THE OBJECTIVE
Mi yo salvaje

Encuentro a dos ruedas

«Saúl el de las fotos, el del bar, el chaval de bolso cruzado, ahora resbalaba sobre su clítoris con un ritmo que no frenó ni el badén sobre el que saltaron»

Encuentro a dos ruedas

Unsplash

El destello intermitente del semáforo peatonal terminó de dar sus últimos coletazos. Tres, dos, uno y Amanda saldría disparada por la avenida sobre la moto. Llevaba un par de cervezas de más y tuvo que regar con un extra de conciencia la inercia de su conducción.  Saúl le agarraba la cintura. El pecho de él se apretaba contra su espalda. Sus muslos rodeaban los suyos desde atrás y el aliento de sus palabras se le colaba por el casco hasta cosquillearle los oídos. 

Hacía seis años que vio a Saúl por primera vez, cuando aún tenía más de niño que de hombre. Era extraño ver un chico de su edad y de aspecto algo bohemio entrando por la puerta de ese bar. Amanda servía copas a más tristes, ahogados y desolados que a ilusionados de su propio futuro. Se le antojó más joven de lo que Saúl era en ese cuadro dadaísta de barrio obrero, y lo trató como tal, con dulzura e indiferencia. Saúl la visitaba todos los martes. Aparecía con un bolso cruzado al volver de clase, estudiaba fotografía y dirección artística y le proponía a Amanda con insistencia que quería retratarla.

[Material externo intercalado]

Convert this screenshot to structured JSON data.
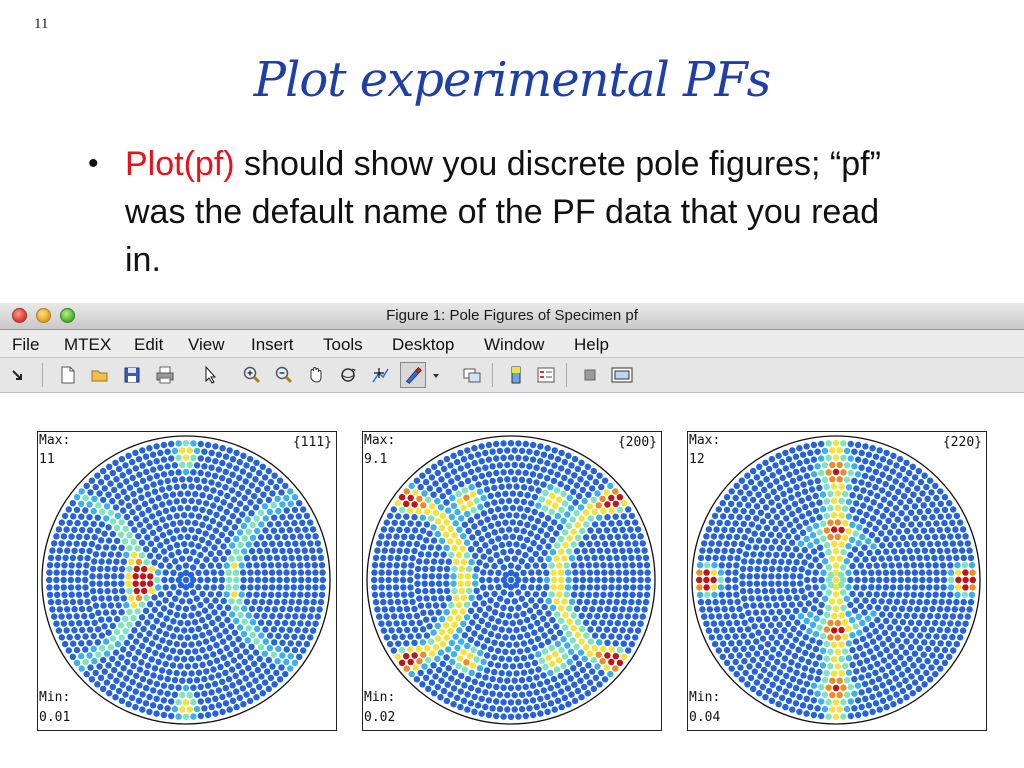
{
  "slide": {
    "number": "11",
    "title": "Plot experimental PFs",
    "bullet": {
      "marker": "•",
      "code": "Plot(pf)",
      "text": " should show you discrete pole figures; “pf” was the default name of the PF data that you read in."
    }
  },
  "window": {
    "title": "Figure 1: Pole Figures of Specimen pf",
    "menu": [
      "File",
      "MTEX",
      "Edit",
      "View",
      "Insert",
      "Tools",
      "Desktop",
      "Window",
      "Help"
    ],
    "toolbar_icons": [
      "dock-arrow-icon",
      "new-figure-icon",
      "open-folder-icon",
      "save-icon",
      "print-icon",
      "pointer-icon",
      "zoom-in-icon",
      "zoom-out-icon",
      "pan-hand-icon",
      "rotate-3d-icon",
      "data-cursor-icon",
      "brush-icon",
      "brush-dropdown-icon",
      "link-plot-icon",
      "colorbar-icon",
      "legend-icon",
      "hide-plot-tools-icon",
      "show-plot-tools-icon"
    ]
  },
  "pole_figures": [
    {
      "label": "{111}",
      "max_label": "Max:",
      "max": "11",
      "min_label": "Min:",
      "min": "0.01",
      "pattern": "111"
    },
    {
      "label": "{200}",
      "max_label": "Max:",
      "max": "9.1",
      "min_label": "Min:",
      "min": "0.02",
      "pattern": "200"
    },
    {
      "label": "{220}",
      "max_label": "Max:",
      "max": "12",
      "min_label": "Min:",
      "min": "0.04",
      "pattern": "220"
    }
  ],
  "colors": {
    "title": "#1f3fa8",
    "code": "#e8121a",
    "colormap": [
      "#1a2ea6",
      "#2563d8",
      "#3bb0ee",
      "#7fe3c0",
      "#f5e23a",
      "#f08a24",
      "#c0131a"
    ]
  }
}
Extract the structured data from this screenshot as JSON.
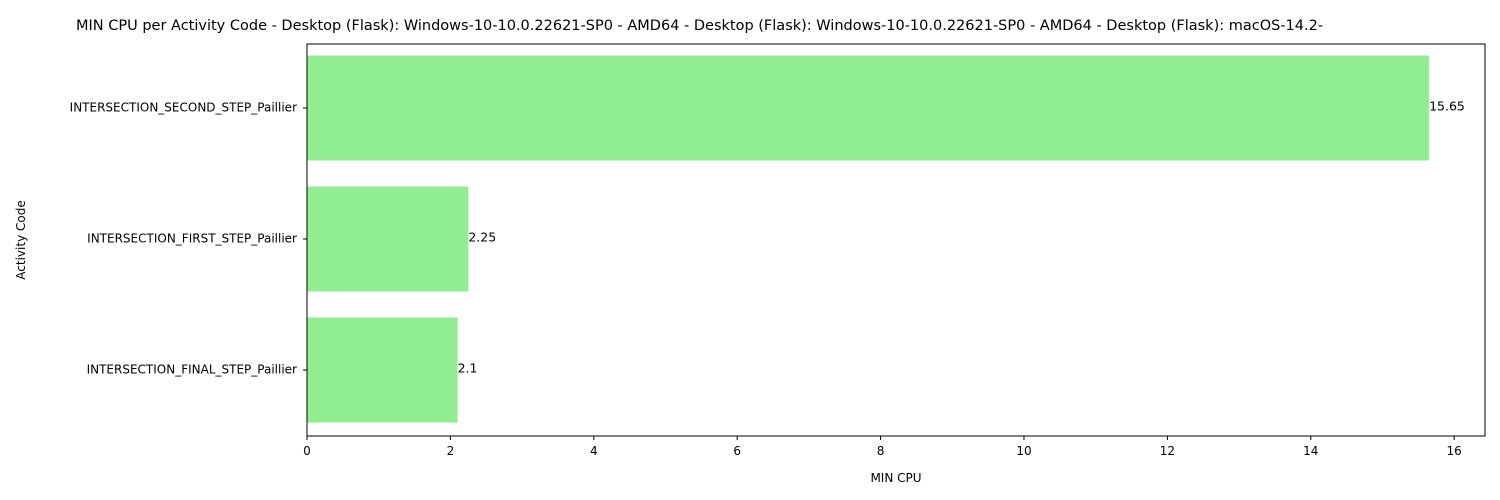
{
  "chart_data": {
    "type": "bar",
    "orientation": "horizontal",
    "title": "MIN CPU per Activity Code - Desktop (Flask): Windows-10-10.0.22621-SP0 - AMD64 - Desktop (Flask): Windows-10-10.0.22621-SP0 - AMD64 - Desktop (Flask): macOS-14.2-",
    "xlabel": "MIN CPU",
    "ylabel": "Activity Code",
    "categories": [
      "INTERSECTION_SECOND_STEP_Paillier",
      "INTERSECTION_FIRST_STEP_Paillier",
      "INTERSECTION_FINAL_STEP_Paillier"
    ],
    "values": [
      15.65,
      2.25,
      2.1
    ],
    "data_labels": [
      "15.65",
      "2.25",
      "2.1"
    ],
    "xlim": [
      0,
      16.43
    ],
    "xticks": [
      0,
      2,
      4,
      6,
      8,
      10,
      12,
      14,
      16
    ],
    "bar_color": "#90ee90",
    "grid": false,
    "legend": "none"
  }
}
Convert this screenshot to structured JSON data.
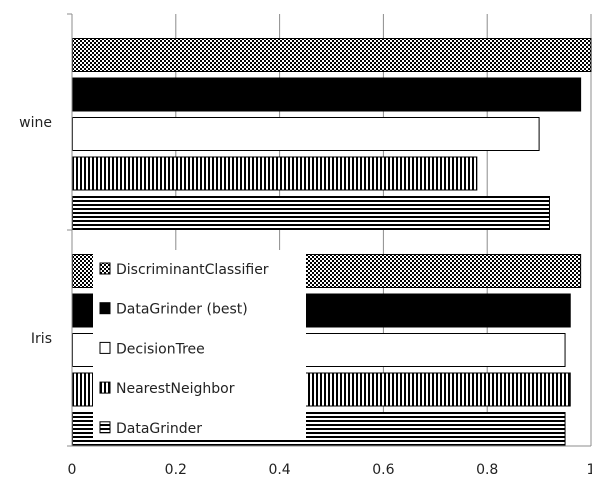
{
  "chart_data": {
    "type": "bar",
    "orientation": "horizontal",
    "categories": [
      "wine",
      "Iris"
    ],
    "series": [
      {
        "name": "DiscriminantClassifier",
        "values": [
          1.0,
          0.98
        ],
        "pattern": "crosshatch"
      },
      {
        "name": "DataGrinder (best)",
        "values": [
          0.98,
          0.96
        ],
        "pattern": "solid-black"
      },
      {
        "name": "DecisionTree",
        "values": [
          0.9,
          0.95
        ],
        "pattern": "white"
      },
      {
        "name": "NearestNeighbor",
        "values": [
          0.78,
          0.96
        ],
        "pattern": "vertical-lines"
      },
      {
        "name": "DataGrinder",
        "values": [
          0.92,
          0.95
        ],
        "pattern": "horizontal-lines"
      }
    ],
    "xlim": [
      0,
      1
    ],
    "xticks": [
      "0",
      "0.2",
      "0.4",
      "0.6",
      "0.8",
      "1"
    ],
    "grid": true,
    "legend_position": "inside-bottom-left",
    "title": "",
    "xlabel": "",
    "ylabel": ""
  }
}
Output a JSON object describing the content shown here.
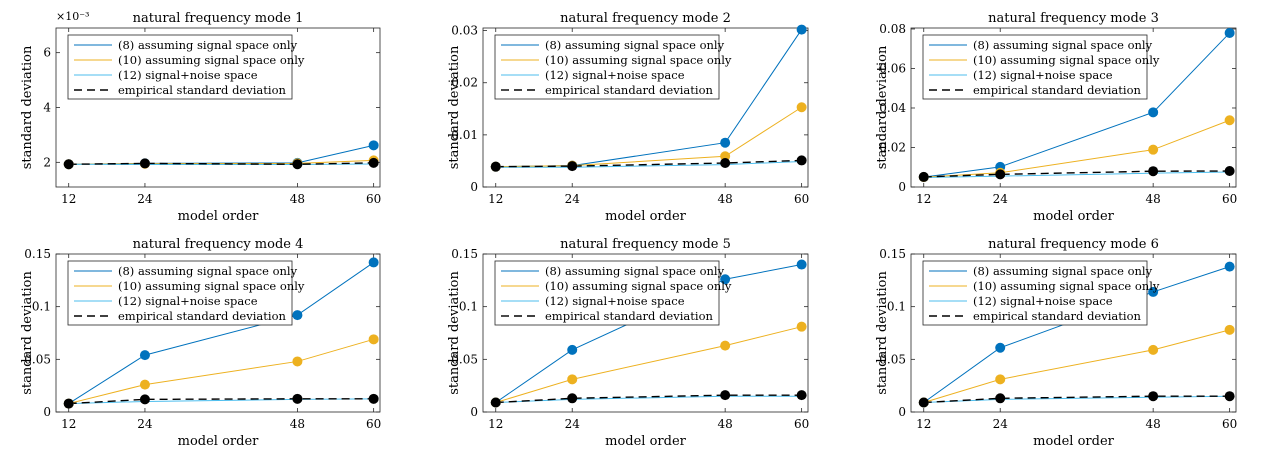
{
  "chart_data": [
    {
      "type": "line",
      "title": "natural frequency mode 1",
      "xlabel": "model order",
      "ylabel": "standard deviation",
      "y_exponent_label": "×10⁻³",
      "x": [
        12,
        24,
        48,
        60
      ],
      "x_ticks": [
        "12",
        "24",
        "48",
        "60"
      ],
      "xlim": [
        10,
        61
      ],
      "ylim": [
        0.0011,
        0.0069
      ],
      "y_ticks": [
        0.002,
        0.004,
        0.006
      ],
      "y_tick_labels": [
        "2",
        "4",
        "6"
      ],
      "legend_position": "top-left",
      "series": [
        {
          "name": "(8) assuming signal space only",
          "color": "#0072BD",
          "style": "solid",
          "values": [
            0.00193,
            0.00196,
            0.00198,
            0.00262
          ]
        },
        {
          "name": "(10) assuming signal space only",
          "color": "#EDB120",
          "style": "solid",
          "values": [
            0.00193,
            0.00195,
            0.00196,
            0.00207
          ]
        },
        {
          "name": "(12) signal+noise space",
          "color": "#4DBEEE",
          "style": "solid",
          "values": [
            0.00193,
            0.00192,
            0.00192,
            0.00194
          ]
        },
        {
          "name": "empirical standard deviation",
          "color": "#000000",
          "style": "dashed",
          "values": [
            0.00193,
            0.00196,
            0.00193,
            0.00198
          ]
        }
      ]
    },
    {
      "type": "line",
      "title": "natural frequency mode 2",
      "xlabel": "model order",
      "ylabel": "standard deviation",
      "x": [
        12,
        24,
        48,
        60
      ],
      "x_ticks": [
        "12",
        "24",
        "48",
        "60"
      ],
      "xlim": [
        10,
        61
      ],
      "ylim": [
        0,
        0.0305
      ],
      "y_ticks": [
        0,
        0.01,
        0.02,
        0.03
      ],
      "y_tick_labels": [
        "0",
        "0.01",
        "0.02",
        "0.03"
      ],
      "legend_position": "top-left",
      "series": [
        {
          "name": "(8) assuming signal space only",
          "color": "#0072BD",
          "style": "solid",
          "values": [
            0.0039,
            0.0041,
            0.0085,
            0.0302
          ]
        },
        {
          "name": "(10) assuming signal space only",
          "color": "#EDB120",
          "style": "solid",
          "values": [
            0.0039,
            0.0041,
            0.0059,
            0.0153
          ]
        },
        {
          "name": "(12) signal+noise space",
          "color": "#4DBEEE",
          "style": "solid",
          "values": [
            0.0038,
            0.0038,
            0.0043,
            0.0049
          ]
        },
        {
          "name": "empirical standard deviation",
          "color": "#000000",
          "style": "dashed",
          "values": [
            0.0039,
            0.004,
            0.0046,
            0.0051
          ]
        }
      ]
    },
    {
      "type": "line",
      "title": "natural frequency mode 3",
      "xlabel": "model order",
      "ylabel": "standard deviation",
      "x": [
        12,
        24,
        48,
        60
      ],
      "x_ticks": [
        "12",
        "24",
        "48",
        "60"
      ],
      "xlim": [
        10,
        61
      ],
      "ylim": [
        0,
        0.0805
      ],
      "y_ticks": [
        0,
        0.02,
        0.04,
        0.06,
        0.08
      ],
      "y_tick_labels": [
        "0",
        "0.02",
        "0.04",
        "0.06",
        "0.08"
      ],
      "legend_position": "top-left",
      "series": [
        {
          "name": "(8) assuming signal space only",
          "color": "#0072BD",
          "style": "solid",
          "values": [
            0.005,
            0.0102,
            0.0378,
            0.078
          ]
        },
        {
          "name": "(10) assuming signal space only",
          "color": "#EDB120",
          "style": "solid",
          "values": [
            0.005,
            0.0072,
            0.0189,
            0.0338
          ]
        },
        {
          "name": "(12) signal+noise space",
          "color": "#4DBEEE",
          "style": "solid",
          "values": [
            0.0048,
            0.0055,
            0.007,
            0.0076
          ]
        },
        {
          "name": "empirical standard deviation",
          "color": "#000000",
          "style": "dashed",
          "values": [
            0.0051,
            0.0064,
            0.008,
            0.0081
          ]
        }
      ]
    },
    {
      "type": "line",
      "title": "natural frequency mode 4",
      "xlabel": "model order",
      "ylabel": "standard deviation",
      "x": [
        12,
        24,
        48,
        60
      ],
      "x_ticks": [
        "12",
        "24",
        "48",
        "60"
      ],
      "xlim": [
        10,
        61
      ],
      "ylim": [
        0,
        0.15
      ],
      "y_ticks": [
        0,
        0.05,
        0.1,
        0.15
      ],
      "y_tick_labels": [
        "0",
        "0.05",
        "0.1",
        "0.15"
      ],
      "legend_position": "top-left",
      "series": [
        {
          "name": "(8) assuming signal space only",
          "color": "#0072BD",
          "style": "solid",
          "values": [
            0.008,
            0.054,
            0.092,
            0.142
          ]
        },
        {
          "name": "(10) assuming signal space only",
          "color": "#EDB120",
          "style": "solid",
          "values": [
            0.008,
            0.026,
            0.048,
            0.069
          ]
        },
        {
          "name": "(12) signal+noise space",
          "color": "#4DBEEE",
          "style": "solid",
          "values": [
            0.008,
            0.01,
            0.012,
            0.0125
          ]
        },
        {
          "name": "empirical standard deviation",
          "color": "#000000",
          "style": "dashed",
          "values": [
            0.008,
            0.012,
            0.0125,
            0.0125
          ]
        }
      ]
    },
    {
      "type": "line",
      "title": "natural frequency mode 5",
      "xlabel": "model order",
      "ylabel": "standard deviation",
      "x": [
        12,
        24,
        48,
        60
      ],
      "x_ticks": [
        "12",
        "24",
        "48",
        "60"
      ],
      "xlim": [
        10,
        61
      ],
      "ylim": [
        0,
        0.15
      ],
      "y_ticks": [
        0,
        0.05,
        0.1,
        0.15
      ],
      "y_tick_labels": [
        "0",
        "0.05",
        "0.1",
        "0.15"
      ],
      "legend_position": "top-left",
      "series": [
        {
          "name": "(8) assuming signal space only",
          "color": "#0072BD",
          "style": "solid",
          "values": [
            0.009,
            0.059,
            0.126,
            0.14
          ]
        },
        {
          "name": "(10) assuming signal space only",
          "color": "#EDB120",
          "style": "solid",
          "values": [
            0.009,
            0.031,
            0.063,
            0.081
          ]
        },
        {
          "name": "(12) signal+noise space",
          "color": "#4DBEEE",
          "style": "solid",
          "values": [
            0.009,
            0.012,
            0.015,
            0.015
          ]
        },
        {
          "name": "empirical standard deviation",
          "color": "#000000",
          "style": "dashed",
          "values": [
            0.009,
            0.013,
            0.016,
            0.016
          ]
        }
      ]
    },
    {
      "type": "line",
      "title": "natural frequency mode 6",
      "xlabel": "model order",
      "ylabel": "standard deviation",
      "x": [
        12,
        24,
        48,
        60
      ],
      "x_ticks": [
        "12",
        "24",
        "48",
        "60"
      ],
      "xlim": [
        10,
        61
      ],
      "ylim": [
        0,
        0.15
      ],
      "y_ticks": [
        0,
        0.05,
        0.1,
        0.15
      ],
      "y_tick_labels": [
        "0",
        "0.05",
        "0.1",
        "0.15"
      ],
      "legend_position": "top-left",
      "series": [
        {
          "name": "(8) assuming signal space only",
          "color": "#0072BD",
          "style": "solid",
          "values": [
            0.009,
            0.061,
            0.114,
            0.138
          ]
        },
        {
          "name": "(10) assuming signal space only",
          "color": "#EDB120",
          "style": "solid",
          "values": [
            0.009,
            0.031,
            0.059,
            0.078
          ]
        },
        {
          "name": "(12) signal+noise space",
          "color": "#4DBEEE",
          "style": "solid",
          "values": [
            0.009,
            0.012,
            0.014,
            0.015
          ]
        },
        {
          "name": "empirical standard deviation",
          "color": "#000000",
          "style": "dashed",
          "values": [
            0.009,
            0.013,
            0.015,
            0.015
          ]
        }
      ]
    }
  ]
}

Ella contestaba siempre lo mismo; le afirmaba con palabras vagas que «un día de éstos». 

Amanda y su ilusionante futuro se alejaron del barrio mucho antes de que el bar cerrara años después. Dejó atrás el televisor de infinitas pulgadas que coronaba una de las paredes del local, los whiskies baratos, las tardes de fútbol y los ojos necesitados, suplicantes y demandantes de atenciones y ternura femenina. Saúl aplaudía cada uno de sus pasos desde la sombra de los likes. Ahora, desde otra sombra, sentado detrás y como siempre empeñado en hacerle sentir su presencia, le estrujaba las tetas. Amanda atravesaba cada tramo de la avenida con la suerte del conductor nocturno; un horizonte de semáforos verdes para ellos solos. Sin despistarse mucho, podía entregarse a los disfrutes de la piel. Abrió las piernas y quitó  de su pecho apretado una de las manos de Sául. Se la llevó a la entrepierna y él respondió veloz, deshaciéndose del botón del pantalón y bajándole la cremallera. Amanda volvió a acomodar la apertura de las piernas para hacerle hueco a las manos de Saúl que peleaban por colarse. Se enredaron en el vello hirsuto de su pubis y un dedo hábil encontró pronto la hendidura que ya estaba mojada. Amanda pronunció la pelvis hacia delante como señal.

Hacía seis años que se habían visto con sus carnes y huesos por última vez, cuando Saúl aún tenía menos de hombre que de niño, cuando a Amanda le resultaba dulce e indiferente. «¿Amanda?» , la reconoció él entre el barullo de un paso de peatones. Cruzaban en dirección contraria y él cambió su camino para seguirla y pronunciar su nombre. «¡Amanda, eres tú!». Amanda le miró con cara de excusas, disculpas y perdones. No tenía ni idea de quién era ese torrente ronco que la señalaba en pleno cruce, ni esos ojos azules que le sonreían ni esos labios jugosos que destacaban sobre la barba.  «Soy yo, Saúl… el del bar… Saúl, el de las fotos…».

Saúl el de las fotos, el del bar, el chaval de bolso cruzado, ahora resbalaba sobre su clítoris con un ritmo que no frenó ni el badén sobre el que saltaron, el semáforo en que frenó con brusquedad; tampoco las miradas que les sorprendieron desde el taxi que apareció a su lado. Saúl no paró ni cuando llegaron al portal de su casa ni cuando subieron las escaleras y dio las dos vueltas de llave y se tumbaron en el sofá.